He pensado una vez más en todo esto cuando he repasado el ojo y la mano de Azorín, del que hablé aquí hace pocos días. Se puede tomar el ejemplo de Azorín, el de Pla o el de cualquier otro ojo que haya cumplido bien su misión y el de cualquier mano que haya contado cuanto el ojo veía.
Azorín cuenta en su libro «Madrid» cómo Don José Ortega y Munilla, director de «El Imparcial«, le llama a su casa para encargarle una serie de artículos o reportajes sobre la ruta de Don Quijote. «En su casa, mano a mano los dos- cuenta Azorín -, ha de darme las últimas instrucciones para el viaje. Con el mayor misterio me dice: «Bueno, ya lo sabe usted. Va usted primero, naturalmente, a Argamasilla de Alba. De Argamasilla creo yo que se debe usted alargar a las lagunas de Ruidera.
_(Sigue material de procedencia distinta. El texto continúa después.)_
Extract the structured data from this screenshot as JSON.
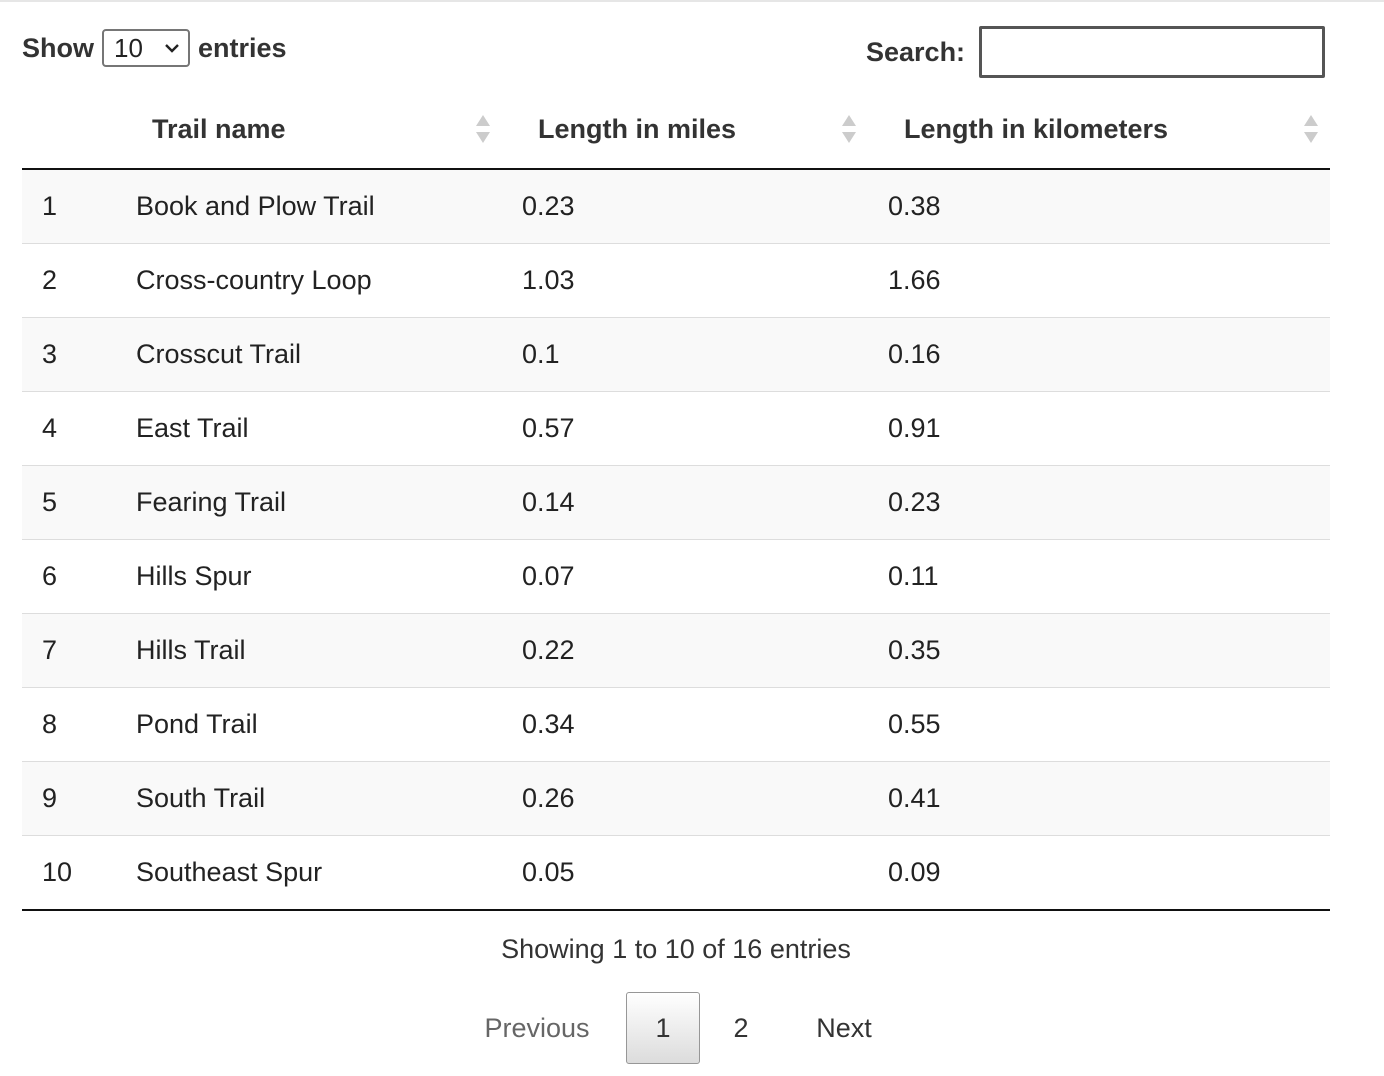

Y como la cueva de Montesinos está cerca, baja usted a la cueva. ¿No se atreverá usted? No estará muy profunda. ¿Y dónde cree usted que ha de ir después? Y, ¿cómo va usted a hacer el viaje? No olvide los molinos de viento. Ni el Toboso. ¿Ha estado usted en el Toboso alguna vez? ¡Ah, antes que se me olvide!». Y diciendo esto – sigue Azorín -, don José Ortega Munilla abre un cajón, saca de él un revolver chiquito y lo pone en mis manos. Le miro atónito. No sé lo que decirle. «No le extrañe usted – me dice el maestro -. No sabemos lo que puede pasar. Va usted a viajar solo por campos y montañas. En todo viaje hay una legua de mal camino. Y ahí tiene usted ese chisme por lo que pueda tronar».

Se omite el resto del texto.